Well, you mentioned gcc now repeatedly. Myself I had been using gcc[...]Possibly, a lot could depend on how one is counting things as well.
In a lot of cases when using GCC, I end up using:
-ffunction-sections -fdata-sections -Wl,-gc-sections
[...]Thanks for explaining your view on "syntactic sugar".[...]To be excluded from being syntactic sugar, it needs to be something that is not generally possible to express within the base language.
So, for example:
Things like operator overloading or classes are syntactic sugar IMO, as what they do can be expressed in C, even if a lot less pretty (or far from an idiomatic style).

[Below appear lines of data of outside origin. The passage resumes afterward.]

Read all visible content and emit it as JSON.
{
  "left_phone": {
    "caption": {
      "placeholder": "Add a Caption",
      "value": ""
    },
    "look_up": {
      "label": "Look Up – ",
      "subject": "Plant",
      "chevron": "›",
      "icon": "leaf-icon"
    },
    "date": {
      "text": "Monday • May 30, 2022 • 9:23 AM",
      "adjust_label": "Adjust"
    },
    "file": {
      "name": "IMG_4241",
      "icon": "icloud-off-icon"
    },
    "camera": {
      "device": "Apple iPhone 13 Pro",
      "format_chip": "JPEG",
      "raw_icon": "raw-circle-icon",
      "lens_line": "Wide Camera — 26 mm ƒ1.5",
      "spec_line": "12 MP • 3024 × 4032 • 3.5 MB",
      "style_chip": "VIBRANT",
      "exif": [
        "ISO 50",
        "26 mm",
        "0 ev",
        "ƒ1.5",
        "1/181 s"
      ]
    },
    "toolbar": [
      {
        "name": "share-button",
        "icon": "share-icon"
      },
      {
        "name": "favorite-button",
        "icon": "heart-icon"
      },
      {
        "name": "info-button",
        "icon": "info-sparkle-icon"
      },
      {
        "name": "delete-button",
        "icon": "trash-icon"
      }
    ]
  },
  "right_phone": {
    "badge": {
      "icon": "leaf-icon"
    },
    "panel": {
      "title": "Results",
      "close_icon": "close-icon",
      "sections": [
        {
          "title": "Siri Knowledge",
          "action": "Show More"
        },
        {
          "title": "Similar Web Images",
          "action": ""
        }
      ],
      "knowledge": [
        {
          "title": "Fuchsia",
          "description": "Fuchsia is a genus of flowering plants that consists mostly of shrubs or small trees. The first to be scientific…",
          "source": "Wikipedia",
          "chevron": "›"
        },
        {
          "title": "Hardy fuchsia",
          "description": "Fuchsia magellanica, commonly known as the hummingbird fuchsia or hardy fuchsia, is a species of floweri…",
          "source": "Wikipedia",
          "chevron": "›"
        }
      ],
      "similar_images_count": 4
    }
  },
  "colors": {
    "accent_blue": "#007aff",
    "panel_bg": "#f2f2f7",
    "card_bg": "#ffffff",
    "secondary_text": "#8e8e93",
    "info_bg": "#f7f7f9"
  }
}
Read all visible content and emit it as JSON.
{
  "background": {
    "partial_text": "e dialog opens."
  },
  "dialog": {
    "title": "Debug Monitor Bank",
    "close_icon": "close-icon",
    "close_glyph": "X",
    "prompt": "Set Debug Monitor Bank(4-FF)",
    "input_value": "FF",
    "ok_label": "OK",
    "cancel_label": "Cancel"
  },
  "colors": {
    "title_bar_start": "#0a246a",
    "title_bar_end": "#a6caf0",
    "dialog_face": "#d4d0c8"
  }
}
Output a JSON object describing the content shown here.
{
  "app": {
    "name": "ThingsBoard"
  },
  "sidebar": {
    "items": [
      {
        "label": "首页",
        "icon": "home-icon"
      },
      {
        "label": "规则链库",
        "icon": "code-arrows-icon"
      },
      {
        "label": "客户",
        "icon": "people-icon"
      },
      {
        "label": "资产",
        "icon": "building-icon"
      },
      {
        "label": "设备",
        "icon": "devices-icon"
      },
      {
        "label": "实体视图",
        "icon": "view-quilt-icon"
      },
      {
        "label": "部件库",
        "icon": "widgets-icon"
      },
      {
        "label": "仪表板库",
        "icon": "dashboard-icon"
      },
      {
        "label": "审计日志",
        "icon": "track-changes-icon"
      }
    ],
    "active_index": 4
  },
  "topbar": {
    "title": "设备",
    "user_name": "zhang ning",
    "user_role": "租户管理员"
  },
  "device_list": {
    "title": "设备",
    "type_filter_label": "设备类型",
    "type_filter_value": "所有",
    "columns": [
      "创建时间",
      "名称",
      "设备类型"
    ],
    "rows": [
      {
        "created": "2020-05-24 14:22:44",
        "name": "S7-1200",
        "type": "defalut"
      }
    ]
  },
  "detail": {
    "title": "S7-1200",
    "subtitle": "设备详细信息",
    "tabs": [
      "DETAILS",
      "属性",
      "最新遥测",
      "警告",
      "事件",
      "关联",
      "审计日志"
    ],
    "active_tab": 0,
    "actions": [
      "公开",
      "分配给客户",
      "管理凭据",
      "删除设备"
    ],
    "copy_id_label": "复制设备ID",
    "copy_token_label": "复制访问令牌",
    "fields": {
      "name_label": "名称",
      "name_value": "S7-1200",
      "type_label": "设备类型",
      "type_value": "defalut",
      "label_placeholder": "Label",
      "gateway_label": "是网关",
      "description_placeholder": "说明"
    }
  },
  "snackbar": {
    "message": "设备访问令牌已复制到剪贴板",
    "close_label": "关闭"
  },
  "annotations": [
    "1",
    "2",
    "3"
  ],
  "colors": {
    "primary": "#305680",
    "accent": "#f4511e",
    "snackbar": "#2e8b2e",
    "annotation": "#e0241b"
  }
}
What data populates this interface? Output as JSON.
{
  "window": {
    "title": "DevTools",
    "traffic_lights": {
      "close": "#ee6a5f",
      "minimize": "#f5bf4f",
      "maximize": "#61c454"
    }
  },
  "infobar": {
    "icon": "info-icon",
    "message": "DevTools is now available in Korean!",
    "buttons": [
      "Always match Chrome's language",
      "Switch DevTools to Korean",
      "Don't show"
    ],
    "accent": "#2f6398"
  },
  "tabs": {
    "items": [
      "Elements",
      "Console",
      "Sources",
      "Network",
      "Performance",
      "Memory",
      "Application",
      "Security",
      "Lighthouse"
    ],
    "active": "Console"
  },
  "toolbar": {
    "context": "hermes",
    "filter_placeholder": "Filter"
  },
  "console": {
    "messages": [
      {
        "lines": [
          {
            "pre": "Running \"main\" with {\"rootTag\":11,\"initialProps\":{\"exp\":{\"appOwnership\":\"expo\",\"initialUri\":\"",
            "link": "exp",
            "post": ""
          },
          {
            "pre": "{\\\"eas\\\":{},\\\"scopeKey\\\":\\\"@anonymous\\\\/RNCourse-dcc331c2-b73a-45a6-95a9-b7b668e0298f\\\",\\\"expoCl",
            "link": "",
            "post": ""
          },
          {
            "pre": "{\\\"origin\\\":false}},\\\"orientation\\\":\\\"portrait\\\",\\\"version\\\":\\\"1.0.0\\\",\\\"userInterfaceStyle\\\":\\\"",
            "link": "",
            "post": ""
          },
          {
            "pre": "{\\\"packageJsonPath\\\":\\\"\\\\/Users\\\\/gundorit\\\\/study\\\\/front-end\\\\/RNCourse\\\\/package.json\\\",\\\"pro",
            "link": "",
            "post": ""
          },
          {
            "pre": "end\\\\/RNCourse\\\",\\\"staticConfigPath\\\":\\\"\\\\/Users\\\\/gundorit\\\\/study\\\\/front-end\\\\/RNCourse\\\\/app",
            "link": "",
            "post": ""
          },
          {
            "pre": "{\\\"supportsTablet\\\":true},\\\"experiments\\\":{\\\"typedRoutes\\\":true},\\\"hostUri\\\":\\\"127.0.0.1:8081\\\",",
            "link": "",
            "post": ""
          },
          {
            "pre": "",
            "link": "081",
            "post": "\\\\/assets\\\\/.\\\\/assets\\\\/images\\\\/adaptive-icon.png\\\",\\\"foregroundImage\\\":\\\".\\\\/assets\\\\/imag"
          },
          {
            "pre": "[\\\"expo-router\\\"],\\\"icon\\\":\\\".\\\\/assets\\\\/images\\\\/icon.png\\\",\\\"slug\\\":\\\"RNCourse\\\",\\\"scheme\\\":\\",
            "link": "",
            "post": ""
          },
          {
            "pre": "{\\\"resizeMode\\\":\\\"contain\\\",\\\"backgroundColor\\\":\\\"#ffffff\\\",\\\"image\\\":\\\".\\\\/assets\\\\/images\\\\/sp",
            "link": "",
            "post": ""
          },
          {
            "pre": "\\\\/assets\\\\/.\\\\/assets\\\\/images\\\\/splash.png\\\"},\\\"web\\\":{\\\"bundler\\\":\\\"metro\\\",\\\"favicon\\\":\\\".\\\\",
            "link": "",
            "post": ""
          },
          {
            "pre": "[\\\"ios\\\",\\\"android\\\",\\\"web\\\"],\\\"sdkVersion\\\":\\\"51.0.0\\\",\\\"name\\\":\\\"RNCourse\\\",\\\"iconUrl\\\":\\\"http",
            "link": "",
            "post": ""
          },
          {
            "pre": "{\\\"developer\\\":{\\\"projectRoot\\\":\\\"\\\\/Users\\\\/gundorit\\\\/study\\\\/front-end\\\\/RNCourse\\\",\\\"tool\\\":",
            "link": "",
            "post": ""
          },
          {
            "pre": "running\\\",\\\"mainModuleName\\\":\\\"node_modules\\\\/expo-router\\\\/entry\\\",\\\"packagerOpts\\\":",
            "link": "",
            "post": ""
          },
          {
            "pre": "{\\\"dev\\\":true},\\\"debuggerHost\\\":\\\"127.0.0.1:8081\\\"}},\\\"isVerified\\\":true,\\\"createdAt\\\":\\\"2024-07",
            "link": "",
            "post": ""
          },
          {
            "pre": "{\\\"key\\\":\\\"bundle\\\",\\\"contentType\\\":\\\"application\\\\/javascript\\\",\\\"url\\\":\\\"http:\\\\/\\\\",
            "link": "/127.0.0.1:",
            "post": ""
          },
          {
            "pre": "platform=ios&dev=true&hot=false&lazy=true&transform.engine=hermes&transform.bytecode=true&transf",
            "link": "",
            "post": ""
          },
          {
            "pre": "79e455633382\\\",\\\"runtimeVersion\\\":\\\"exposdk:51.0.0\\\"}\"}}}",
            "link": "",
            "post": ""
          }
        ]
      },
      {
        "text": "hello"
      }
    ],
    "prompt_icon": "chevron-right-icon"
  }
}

I would not consider exceptions or RTTI as syntactic sugar, because these involve things that do not map to native C.
Using longjmp, pointer-tagging, etc, could be considered as analogous, but not functionally equivalent, to what C++ is doing in these cases.
[...]We've been talking about C++; for constants I regularly use constants.
We avoided macros if possible.They are de-facto for constants and similar, but for longer stuff is better avoided.